L’Atlas des migrations, outil cartographiant les flux internationaux de footballeurs en se basant sur un échantillon qui se compose des joueurs présents dans 147 ligues à travers le monde ayant grandi dans une association différente que celle du club d’emploi et ayant migré à l’étranger dans le contexte de leur carrière, indique que 15 des 61 joueurs marocains expatriés évoluent en France.
Or, le football hexagonal traverse une crise sans précédent en raison de la difficulté rencontrée par la Ligue de Football professionnel (LFP) à trouver un diffuseur télévisuel à un mois et demi de la reprise du championnat. Autrement dit, la surface financière des clubs français en matière de transfert est drastiquement réduite, voire inexistante pour certains.

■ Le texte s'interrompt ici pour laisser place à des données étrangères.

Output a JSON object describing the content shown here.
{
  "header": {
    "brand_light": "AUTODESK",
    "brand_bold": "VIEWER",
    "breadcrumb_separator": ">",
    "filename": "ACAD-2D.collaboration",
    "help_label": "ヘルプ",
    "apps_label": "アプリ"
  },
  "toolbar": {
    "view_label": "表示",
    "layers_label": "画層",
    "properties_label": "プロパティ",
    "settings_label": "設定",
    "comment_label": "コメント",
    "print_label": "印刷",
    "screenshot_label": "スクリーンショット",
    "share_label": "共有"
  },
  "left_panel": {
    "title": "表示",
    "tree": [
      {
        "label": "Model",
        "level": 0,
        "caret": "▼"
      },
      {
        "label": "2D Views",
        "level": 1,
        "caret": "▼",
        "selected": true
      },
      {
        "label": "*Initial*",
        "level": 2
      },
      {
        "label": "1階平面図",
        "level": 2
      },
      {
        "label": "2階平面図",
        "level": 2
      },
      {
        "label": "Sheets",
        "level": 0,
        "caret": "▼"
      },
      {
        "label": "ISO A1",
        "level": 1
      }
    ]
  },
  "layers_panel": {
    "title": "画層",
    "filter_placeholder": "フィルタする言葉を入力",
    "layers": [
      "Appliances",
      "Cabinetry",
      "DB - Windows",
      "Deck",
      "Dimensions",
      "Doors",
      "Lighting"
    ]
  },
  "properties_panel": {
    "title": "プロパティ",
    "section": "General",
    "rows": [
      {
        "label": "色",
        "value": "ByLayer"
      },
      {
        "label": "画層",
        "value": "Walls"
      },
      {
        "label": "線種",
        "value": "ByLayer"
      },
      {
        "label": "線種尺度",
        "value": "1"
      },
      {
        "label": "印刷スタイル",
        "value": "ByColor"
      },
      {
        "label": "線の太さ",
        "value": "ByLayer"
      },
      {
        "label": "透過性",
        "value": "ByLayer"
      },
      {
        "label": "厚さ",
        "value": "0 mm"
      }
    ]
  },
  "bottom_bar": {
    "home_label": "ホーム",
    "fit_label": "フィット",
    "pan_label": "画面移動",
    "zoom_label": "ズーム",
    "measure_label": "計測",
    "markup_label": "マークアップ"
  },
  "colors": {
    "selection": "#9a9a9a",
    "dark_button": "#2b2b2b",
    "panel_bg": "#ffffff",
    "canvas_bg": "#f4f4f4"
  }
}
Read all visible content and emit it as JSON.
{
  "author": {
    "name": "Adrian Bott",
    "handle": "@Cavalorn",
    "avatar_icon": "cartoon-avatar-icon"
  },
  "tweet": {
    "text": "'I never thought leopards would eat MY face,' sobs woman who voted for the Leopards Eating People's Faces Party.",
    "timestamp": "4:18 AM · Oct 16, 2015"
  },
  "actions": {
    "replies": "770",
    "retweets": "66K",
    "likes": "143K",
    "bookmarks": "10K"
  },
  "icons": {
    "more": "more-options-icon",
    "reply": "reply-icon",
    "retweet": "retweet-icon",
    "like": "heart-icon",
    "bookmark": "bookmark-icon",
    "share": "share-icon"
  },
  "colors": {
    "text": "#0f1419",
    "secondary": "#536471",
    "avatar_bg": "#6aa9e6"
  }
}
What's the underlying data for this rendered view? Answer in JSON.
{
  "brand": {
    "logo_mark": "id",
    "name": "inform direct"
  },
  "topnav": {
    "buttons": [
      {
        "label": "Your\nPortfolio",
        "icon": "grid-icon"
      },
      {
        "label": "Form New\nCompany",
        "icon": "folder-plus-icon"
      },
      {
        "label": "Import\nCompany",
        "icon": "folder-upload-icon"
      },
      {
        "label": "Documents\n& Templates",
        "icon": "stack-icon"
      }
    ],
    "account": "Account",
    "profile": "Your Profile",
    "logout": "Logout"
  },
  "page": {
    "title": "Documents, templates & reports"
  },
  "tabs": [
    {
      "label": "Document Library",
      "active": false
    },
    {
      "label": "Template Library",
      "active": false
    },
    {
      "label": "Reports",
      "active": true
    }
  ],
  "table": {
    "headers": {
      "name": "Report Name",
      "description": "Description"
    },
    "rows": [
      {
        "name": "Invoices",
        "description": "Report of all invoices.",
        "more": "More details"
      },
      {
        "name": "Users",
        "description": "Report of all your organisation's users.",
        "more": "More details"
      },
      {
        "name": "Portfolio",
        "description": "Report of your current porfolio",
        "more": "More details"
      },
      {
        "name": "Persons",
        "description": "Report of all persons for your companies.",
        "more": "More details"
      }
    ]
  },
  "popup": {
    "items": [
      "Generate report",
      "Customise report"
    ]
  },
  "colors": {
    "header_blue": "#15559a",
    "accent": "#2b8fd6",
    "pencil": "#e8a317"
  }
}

Une situation qui risque de répercuter sur les championnats pourvoyeur de jeunes talents, dont la Botola Pro. En témoigne l’intérêt qui tarde à se concrétiser de l’Olympique Lyonnais pour la révélation de la saison en Botola Pro, Amine Zouhzouh.

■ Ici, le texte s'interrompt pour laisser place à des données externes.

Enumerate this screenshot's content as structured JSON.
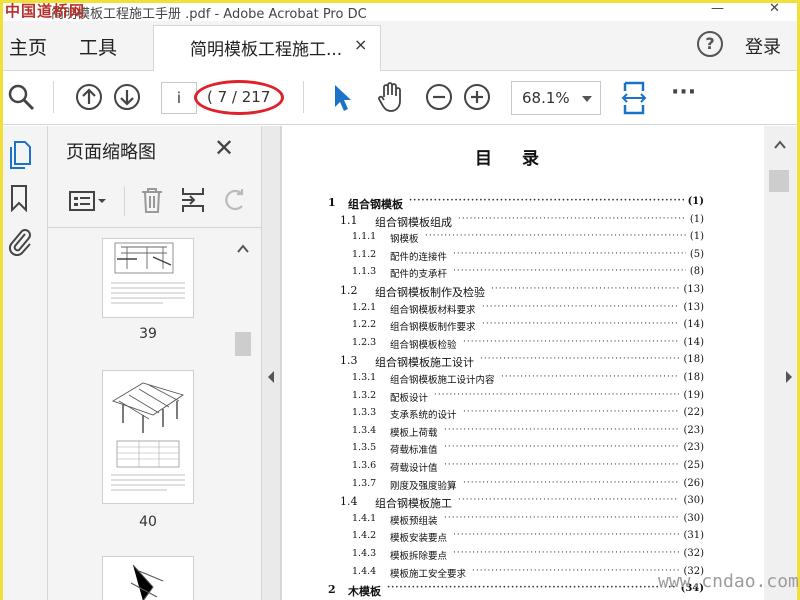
{
  "window": {
    "logo_text": "中国道桥网",
    "title": "简明模板工程施工手册 .pdf - Adobe Acrobat Pro DC",
    "minimize": "—",
    "close": "✕"
  },
  "menubar": {
    "home": "主页",
    "tools": "工具",
    "tab_title": "简明模板工程施工...",
    "tab_close": "×",
    "help": "?",
    "login": "登录"
  },
  "toolbar": {
    "page_current": "i",
    "page_count": "( 7 / 217",
    "zoom": "68.1%",
    "more": "···",
    "icons": [
      "search-icon",
      "prev-page-icon",
      "next-page-icon",
      "select-arrow-icon",
      "hand-icon",
      "zoom-out-icon",
      "zoom-in-icon",
      "fit-page-icon",
      "more-icon"
    ],
    "accent_color": "#1a73c8",
    "highlight_color": "#e0212a"
  },
  "thumb_panel": {
    "title": "页面缩略图",
    "close": "✕",
    "thumbs": [
      {
        "label": "39"
      },
      {
        "label": "40"
      }
    ]
  },
  "toc": {
    "title": "目录",
    "entries": [
      {
        "num": "1",
        "text": "组合钢模板",
        "page": "(1)",
        "level": 0
      },
      {
        "num": "1.1",
        "text": "组合钢模板组成",
        "page": "(1)",
        "level": 1
      },
      {
        "num": "1.1.1",
        "text": "钢模板",
        "page": "(1)",
        "level": 2
      },
      {
        "num": "1.1.2",
        "text": "配件的连接件",
        "page": "(5)",
        "level": 2
      },
      {
        "num": "1.1.3",
        "text": "配件的支承杆",
        "page": "(8)",
        "level": 2
      },
      {
        "num": "1.2",
        "text": "组合钢模板制作及检验",
        "page": "(13)",
        "level": 1
      },
      {
        "num": "1.2.1",
        "text": "组合钢模板材料要求",
        "page": "(13)",
        "level": 2
      },
      {
        "num": "1.2.2",
        "text": "组合钢模板制作要求",
        "page": "(14)",
        "level": 2
      },
      {
        "num": "1.2.3",
        "text": "组合钢模板检验",
        "page": "(14)",
        "level": 2
      },
      {
        "num": "1.3",
        "text": "组合钢模板施工设计",
        "page": "(18)",
        "level": 1
      },
      {
        "num": "1.3.1",
        "text": "组合钢模板施工设计内容",
        "page": "(18)",
        "level": 2
      },
      {
        "num": "1.3.2",
        "text": "配板设计",
        "page": "(19)",
        "level": 2
      },
      {
        "num": "1.3.3",
        "text": "支承系统的设计",
        "page": "(22)",
        "level": 2
      },
      {
        "num": "1.3.4",
        "text": "模板上荷载",
        "page": "(23)",
        "level": 2
      },
      {
        "num": "1.3.5",
        "text": "荷载标准值",
        "page": "(23)",
        "level": 2
      },
      {
        "num": "1.3.6",
        "text": "荷载设计值",
        "page": "(25)",
        "level": 2
      },
      {
        "num": "1.3.7",
        "text": "刚度及强度验算",
        "page": "(26)",
        "level": 2
      },
      {
        "num": "1.4",
        "text": "组合钢模板施工",
        "page": "(30)",
        "level": 1
      },
      {
        "num": "1.4.1",
        "text": "模板预组装",
        "page": "(30)",
        "level": 2
      },
      {
        "num": "1.4.2",
        "text": "模板安装要点",
        "page": "(31)",
        "level": 2
      },
      {
        "num": "1.4.3",
        "text": "模板拆除要点",
        "page": "(32)",
        "level": 2
      },
      {
        "num": "1.4.4",
        "text": "模板施工安全要求",
        "page": "(32)",
        "level": 2
      },
      {
        "num": "2",
        "text": "木模板",
        "page": "(34)",
        "level": 0
      }
    ]
  },
  "watermark": "www.cndao.com"
}
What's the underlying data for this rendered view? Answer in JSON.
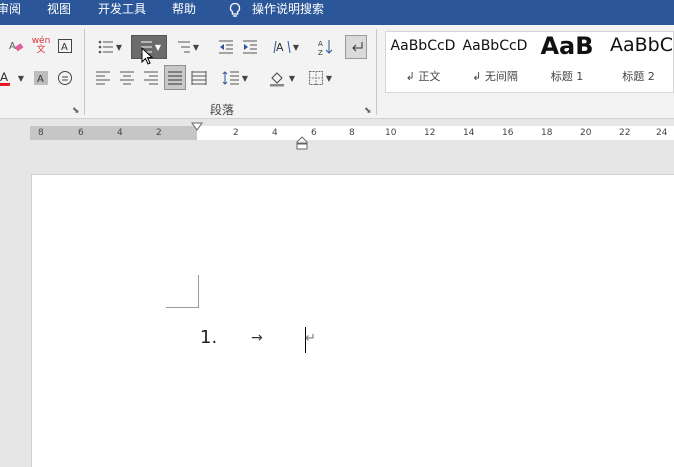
{
  "menu": {
    "items": [
      "审阅",
      "视图",
      "开发工具",
      "帮助"
    ],
    "tellme": "操作说明搜索"
  },
  "ribbon": {
    "group_label": "段落",
    "phonetic_glyph": "wén\n文",
    "styles": [
      {
        "sample": "AaBbCcD",
        "name": "↲ 正文"
      },
      {
        "sample": "AaBbCcD",
        "name": "↲ 无间隔"
      },
      {
        "sample": "AaB",
        "name": "标题 1"
      },
      {
        "sample": "AaBbC",
        "name": "标题 2"
      }
    ]
  },
  "ruler": {
    "left_ticks": [
      "8",
      "6",
      "4",
      "2"
    ],
    "right_ticks": [
      "2",
      "4",
      "6",
      "8",
      "10",
      "12",
      "14",
      "16",
      "18",
      "20",
      "22",
      "24"
    ]
  },
  "document": {
    "list_number": "1.",
    "tab_glyph": "→",
    "para_mark": "↵"
  },
  "colors": {
    "title_bar": "#2b579a",
    "font_color": "#e81123",
    "selected_button": "#6b6b6b"
  }
}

Le trading, une stratégie efficace
La pérennité économique des clubs marocains passera nécessairement par des ventes et une meilleure valorisation de leur joueurs. Pour preuve, le FUS de Rabat, dont le modèle économique repose principalement sur le trading, en misant sur des prospects. Lancés très tôt dans le grand bain, ces joueurs en devenir génèrent d’importantes plus-values quelques années plus tard, à l’image de Nayef Aguerd.
Acheté en 2013 à l’Académie de football Mohamed V pour un peu plus de 160.000 DH, le natif de Rabat a été revendu par le club de la capitale dix fois plus au FC Dijon quelques années plus tard. Même s’il n’a pas eu le même rayonnement sportif que son ex-coéquipier, Rachid Bouharoud, a lui aussi permis au FUS d’engranger 600.000 euros (6,4 MDH) au moment d’être transféré depuis son club formateur vers le club espagnol du FC Malaga la même année.

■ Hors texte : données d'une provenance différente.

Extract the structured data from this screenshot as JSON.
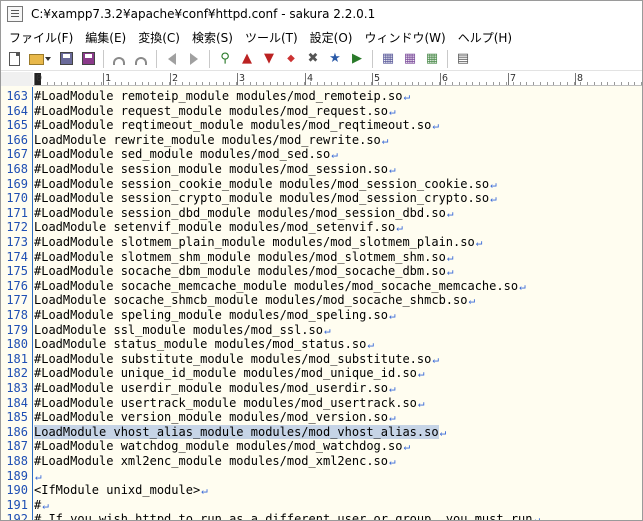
{
  "window": {
    "title": "C:¥xampp7.3.2¥apache¥conf¥httpd.conf - sakura 2.2.0.1"
  },
  "menu": [
    {
      "id": "file",
      "label": "ファイル(F)"
    },
    {
      "id": "edit",
      "label": "編集(E)"
    },
    {
      "id": "convert",
      "label": "変換(C)"
    },
    {
      "id": "search",
      "label": "検索(S)"
    },
    {
      "id": "tools",
      "label": "ツール(T)"
    },
    {
      "id": "settings",
      "label": "設定(O)"
    },
    {
      "id": "window",
      "label": "ウィンドウ(W)"
    },
    {
      "id": "help",
      "label": "ヘルプ(H)"
    }
  ],
  "toolbar": {
    "icons": [
      "new-file-icon",
      "open-file-icon",
      "save-icon",
      "save-as-icon",
      "undo-icon",
      "redo-icon",
      "jump-back-icon",
      "jump-forward-icon",
      "search-icon",
      "search-prev-icon",
      "search-next-icon",
      "replace-icon",
      "grep-icon",
      "outline-icon",
      "bookmark-icon",
      "settings-icon",
      "font-icon",
      "type-settings-icon",
      "window-list-icon"
    ]
  },
  "ruler": {
    "ticks": [
      "0",
      "1",
      "2",
      "3",
      "4",
      "5",
      "6",
      "7",
      "8"
    ]
  },
  "editor": {
    "eol_mark": "↵",
    "lines": [
      {
        "num": "163",
        "text": "#LoadModule remoteip_module modules/mod_remoteip.so"
      },
      {
        "num": "164",
        "text": "#LoadModule request_module modules/mod_request.so"
      },
      {
        "num": "165",
        "text": "#LoadModule reqtimeout_module modules/mod_reqtimeout.so"
      },
      {
        "num": "166",
        "text": "LoadModule rewrite_module modules/mod_rewrite.so"
      },
      {
        "num": "167",
        "text": "#LoadModule sed_module modules/mod_sed.so"
      },
      {
        "num": "168",
        "text": "#LoadModule session_module modules/mod_session.so"
      },
      {
        "num": "169",
        "text": "#LoadModule session_cookie_module modules/mod_session_cookie.so"
      },
      {
        "num": "170",
        "text": "#LoadModule session_crypto_module modules/mod_session_crypto.so"
      },
      {
        "num": "171",
        "text": "#LoadModule session_dbd_module modules/mod_session_dbd.so"
      },
      {
        "num": "172",
        "text": "LoadModule setenvif_module modules/mod_setenvif.so"
      },
      {
        "num": "173",
        "text": "#LoadModule slotmem_plain_module modules/mod_slotmem_plain.so"
      },
      {
        "num": "174",
        "text": "#LoadModule slotmem_shm_module modules/mod_slotmem_shm.so"
      },
      {
        "num": "175",
        "text": "#LoadModule socache_dbm_module modules/mod_socache_dbm.so"
      },
      {
        "num": "176",
        "text": "#LoadModule socache_memcache_module modules/mod_socache_memcache.so"
      },
      {
        "num": "177",
        "text": "LoadModule socache_shmcb_module modules/mod_socache_shmcb.so"
      },
      {
        "num": "178",
        "text": "#LoadModule speling_module modules/mod_speling.so"
      },
      {
        "num": "179",
        "text": "LoadModule ssl_module modules/mod_ssl.so"
      },
      {
        "num": "180",
        "text": "LoadModule status_module modules/mod_status.so"
      },
      {
        "num": "181",
        "text": "#LoadModule substitute_module modules/mod_substitute.so"
      },
      {
        "num": "182",
        "text": "#LoadModule unique_id_module modules/mod_unique_id.so"
      },
      {
        "num": "183",
        "text": "#LoadModule userdir_module modules/mod_userdir.so"
      },
      {
        "num": "184",
        "text": "#LoadModule usertrack_module modules/mod_usertrack.so"
      },
      {
        "num": "185",
        "text": "#LoadModule version_module modules/mod_version.so"
      },
      {
        "num": "186",
        "text": "LoadModule vhost_alias_module modules/mod_vhost_alias.so",
        "highlight": true
      },
      {
        "num": "187",
        "text": "#LoadModule watchdog_module modules/mod_watchdog.so"
      },
      {
        "num": "188",
        "text": "#LoadModule xml2enc_module modules/mod_xml2enc.so"
      },
      {
        "num": "189",
        "text": ""
      },
      {
        "num": "190",
        "text": "<IfModule unixd_module>"
      },
      {
        "num": "191",
        "text": "#"
      },
      {
        "num": "192",
        "text": "# If you wish httpd to run as a different user or group, you must run"
      }
    ]
  },
  "colors": {
    "line_number": "#1f4fb3",
    "eol_mark": "#3a6ad8",
    "highlight": "#c6d4e6",
    "editor_bg": "#fffdf0"
  }
}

Des bénéfices qui seront réinvestis dans d’autres joueurs prometteurs par la suite. S’il n’assure pas des titres à foison, ce cercle vertueux garantit une situation économique saine. Les clubs casablancais ont également fait de gros coups par le passé, après avoir transféré des pépites principalement vers les clubs asiatiques.
Sauf que la pression populaire et le dogme des résultats sont si prégnants dans l’environnement du Raja et du Wydad que les deniers gagnés sont immédiatement réinvestis dans l’achat de joueurs confirmés pour contenter la soif de titres de leurs supporters. Résultat, le ruissellement des manne financières vers le football amateur n’est pas toujours garanti.
D’où l’importance de la réforme stratégique engagée par la FRMF, dévoilée en exclusivité par Médias24. Un nouveau modèle du football marocain qui entend notamment améliorer la formation des joueurs pour une meilleure valorisation.